— Нет! — Синие глаза сузились. Холгер явно обдумывал, что мне ответить.
Я скривила ухмылку. Вот она, кошачья сущность и верность. А больно-то как, просто слов не подобрать! Всю душу он мне вывернул!
— Валерия, она… твоя мать.
Эти слова были сродни удару током или молотком по моим пальцам. Я уставилась на шеатара, не в силах осознать услышанное.
— Мама? Её фамилия Стенфорд?
— Да. Кстати, помнишь те фотографии, на которых не видна твоя беременность? Как оказалось, среди оборотней тоже встречаются идиоты или даже предатели. Так вот. Твоя мать сейчас живёт с одним ирбисом. Его сын отличный айтишник, служащий у нас. Именно через него фотографии с Земли попадали ко мне на стол. А те, на которых была видна беременность, — рука мужа коснулась моего живота, — просто стирались. Этот…недоумок, в нарушение всех инструкций порой работал дома. Таким образом, Валерия увидела твои фото.
— Он изымал другие, — вслух произнесла я, — но зачем?

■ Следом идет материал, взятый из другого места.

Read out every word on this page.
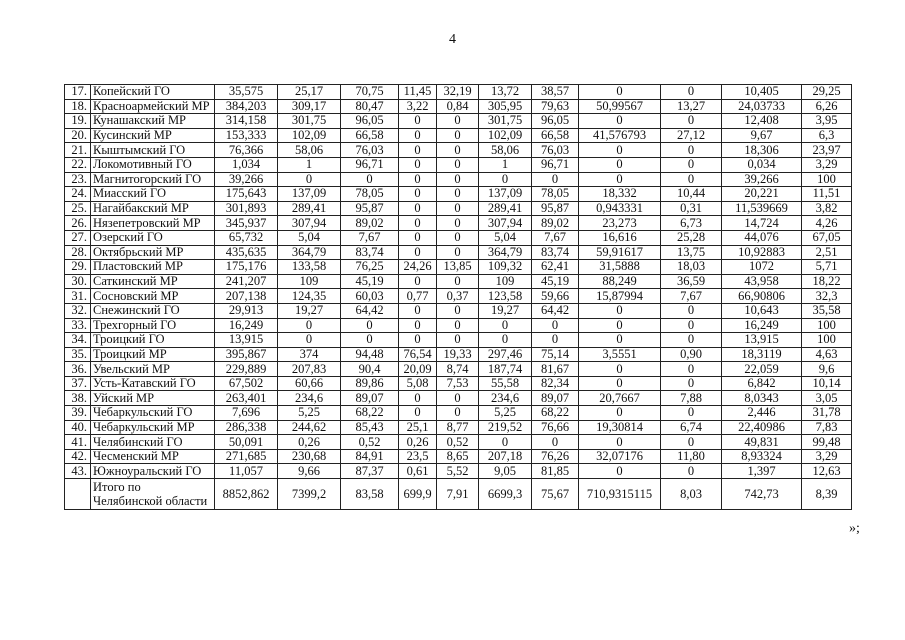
4
17.	Копейский ГО	35,575	25,17	70,75	11,45	32,19	13,72	38,57	0	0	10,405	29,25
18.	Красноармейский МР	384,203	309,17	80,47	3,22	0,84	305,95	79,63	50,99567	13,27	24,03733	6,26
19.	Кунашакский МР	314,158	301,75	96,05	0	0	301,75	96,05	0	0	12,408	3,95
20.	Кусинский МР	153,333	102,09	66,58	0	0	102,09	66,58	41,576793	27,12	9,67	6,3
21.	Кыштымский ГО	76,366	58,06	76,03	0	0	58,06	76,03	0	0	18,306	23,97
22.	Локомотивный ГО	1,034	1	96,71	0	0	1	96,71	0	0	0,034	3,29
23.	Магнитогорский ГО	39,266	0	0	0	0	0	0	0	0	39,266	100
24.	Миасский ГО	175,643	137,09	78,05	0	0	137,09	78,05	18,332	10,44	20,221	11,51
25.	Нагайбакский МР	301,893	289,41	95,87	0	0	289,41	95,87	0,943331	0,31	11,539669	3,82
26.	Нязепетровский МР	345,937	307,94	89,02	0	0	307,94	89,02	23,273	6,73	14,724	4,26
27.	Озерский ГО	65,732	5,04	7,67	0	0	5,04	7,67	16,616	25,28	44,076	67,05
28.	Октябрьский МР	435,635	364,79	83,74	0	0	364,79	83,74	59,91617	13,75	10,92883	2,51
29.	Пластовский МР	175,176	133,58	76,25	24,26	13,85	109,32	62,41	31,5888	18,03	1072	5,71
30.	Саткинский МР	241,207	109	45,19	0	0	109	45,19	88,249	36,59	43,958	18,22
31.	Сосновский МР	207,138	124,35	60,03	0,77	0,37	123,58	59,66	15,87994	7,67	66,90806	32,3
32.	Снежинский ГО	29,913	19,27	64,42	0	0	19,27	64,42	0	0	10,643	35,58
33.	Трехгорный ГО	16,249	0	0	0	0	0	0	0	0	16,249	100
34.	Троицкий ГО	13,915	0	0	0	0	0	0	0	0	13,915	100
35.	Троицкий МР	395,867	374	94,48	76,54	19,33	297,46	75,14	3,5551	0,90	18,3119	4,63
36.	Увельский МР	229,889	207,83	90,4	20,09	8,74	187,74	81,67	0	0	22,059	9,6
37.	Усть-Катавский ГО	67,502	60,66	89,86	5,08	7,53	55,58	82,34	0	0	6,842	10,14
38.	Уйский МР	263,401	234,6	89,07	0	0	234,6	89,07	20,7667	7,88	8,0343	3,05
39.	Чебаркульский ГО	7,696	5,25	68,22	0	0	5,25	68,22	0	0	2,446	31,78
40.	Чебаркульский МР	286,338	244,62	85,43	25,1	8,77	219,52	76,66	19,30814	6,74	22,40986	7,83
41.	Челябинский ГО	50,091	0,26	0,52	0,26	0,52	0	0	0	0	49,831	99,48
42.	Чесменский МР	271,685	230,68	84,91	23,5	8,65	207,18	76,26	32,07176	11,80	8,93324	3,29
43.	Южноуральский ГО	11,057	9,66	87,37	0,61	5,52	9,05	81,85	0	0	1,397	12,63
	Итого по Челябинской области	8852,862	7399,2	83,58	699,9	7,91	6699,3	75,67	710,9315115	8,03	742,73	8,39
»;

И это тоже? — Глазами указала на постель.
— На допросе этот самый спец признался, что твоя мать не питает к тебе нежных чувств. А вот к его отцу — да. Ты ей помешала.
— Я? — Очередное потрясение было весьма болезненным, — но чем?
— Видишь ли, родная, — Холгер ослабил хватку, поняв, что теперь я никуда от него не сбегу. Он уселся в кресло, а затем притянул меня к себе на колени, обнял и очень нежно прикоснулся губами к виску. И только теперь я поняла, что меня накрыло волной холода. Поэтому прижалась к мужу, ища у него спасения от такого невероятного по своей жестокости известия. Я помешала своей матери? Когда? — Твоя мать никому не говорила, что оставила на Земле маленького ребёнка. Но сведения всё равно просочились. Кто-то проболтался. Хотя думаю, причина в ней самой. И тогда на женщину обрушилось презрение. Адекватная оборотница никогда не оставит своего котёнка. Думаю, с нормальными людьми то же самое. Из-за отношения к ней, Валерия поменяла несколько мужчин, прежде чем остановилась на том, с кем сейчас живёт. Не знаю, чем она зацепила этого бывшего военного, но он к ней привязался. Однако отношение окружающих так и не изменилось. Твоя мать не бедствует, но, как понимаешь, это не прибавляет уважения.
— Хол, ты хочешь сказать, — я никак не могла осознать услышанное, — она меня ненавидит? И поэтому так поступает?
— Мне плевать, что чувствует глупая тварь, умеющая только расставлять ноги, — резко оборвал меня Холгер. Похоже, ему эта тема тоже была не по душе. — Главное, тебя больше жизни люблю я! Слышишь?
— Да, — я вздрогнула, уставившись в глаза мужа. Облизнула губы. — Повтори, пожалуйста!
— Люблю тебя! — произнёс мой шеатар, зарываясь свободной рукой мне в волосы. — И запомни, другим в моей постели не место.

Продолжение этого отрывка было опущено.